The clinical presentation is indeed one of classic viral HF. However, most times the diagnosis is not so easy. Although some patients, such as this one, do progress to the classic syndrome with haemorrhage, multiple organ dysfunction syndrome and shock, haemorrhage is not invariably seen (and may even be noted in only a minority of cases with some virus species), and severe and fatal disease may still occur in its absence. The clinical presentation of viral HF is often very non-specific. Furthermore, haemorrhage may be seen in numerous other syndromes, such as complicated malaria, typhoid fever, bacterial gastroenteritis and leptospirosis, which are the primary differential diagnoses, depending on the region.
Answer to Question 2
What Degree of Nursing Precautions Needs to be Implemented?
The spread of Ebola virus between humans is through direct contact with blood or bodily fluids.
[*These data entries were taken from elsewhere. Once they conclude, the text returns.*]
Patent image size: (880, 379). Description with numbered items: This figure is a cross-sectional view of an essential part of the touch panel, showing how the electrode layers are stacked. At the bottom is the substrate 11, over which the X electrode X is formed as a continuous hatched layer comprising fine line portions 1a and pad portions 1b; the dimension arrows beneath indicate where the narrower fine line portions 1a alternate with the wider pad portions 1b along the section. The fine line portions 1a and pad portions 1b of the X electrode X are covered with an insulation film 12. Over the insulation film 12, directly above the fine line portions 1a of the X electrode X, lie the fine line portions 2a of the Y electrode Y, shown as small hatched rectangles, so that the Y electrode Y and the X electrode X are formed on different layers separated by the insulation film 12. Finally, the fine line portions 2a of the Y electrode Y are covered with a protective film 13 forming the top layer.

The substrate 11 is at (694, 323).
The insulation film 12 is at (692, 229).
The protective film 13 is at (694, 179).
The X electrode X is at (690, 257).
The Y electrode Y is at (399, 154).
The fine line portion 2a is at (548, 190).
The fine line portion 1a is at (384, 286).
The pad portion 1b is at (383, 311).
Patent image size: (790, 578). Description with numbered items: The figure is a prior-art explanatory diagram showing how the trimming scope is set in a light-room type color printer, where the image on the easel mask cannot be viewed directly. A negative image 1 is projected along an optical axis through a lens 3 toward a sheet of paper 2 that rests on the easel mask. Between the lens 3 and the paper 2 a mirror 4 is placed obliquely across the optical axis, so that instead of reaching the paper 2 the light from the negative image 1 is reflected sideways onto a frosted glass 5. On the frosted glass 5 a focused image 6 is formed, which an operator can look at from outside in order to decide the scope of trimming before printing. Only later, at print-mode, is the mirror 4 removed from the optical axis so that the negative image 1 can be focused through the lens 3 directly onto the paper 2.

Secondary attack rates are generally 15% to 20% during outbreaks in Africa, and much lower if proper universal precautions are maintained. Specialized viral HF precautions and personal protective equipment are warranted when there is a confirmed case or high index of suspicion, such as in this case.
The Case Continued. . .
Intravenous fluids, broad-spectrum antibiotics and analgesics were begun on admission. Nevertheless, the patient’s condition rapidly worsened, with subconjunctival haemorrhage, copious bleeding from the mouth, nose and rectum (Figs. 1.1 and 1.2), dyspnoea and hypothermic shock (temperature 36.0°C, blood pressure = unreadable, pulse 150 bpm, respiratory rate 36 cycles per minute). She became comatose and died approximately 24 hours after admission. Laboratory testing at a specialized laboratory established as part of the outbreak response showed positive ELISA antigen and PCR tests for Ebola virus and a negative result for ELISA IgG antibody, confirming the diagnosis of Ebola virus disease.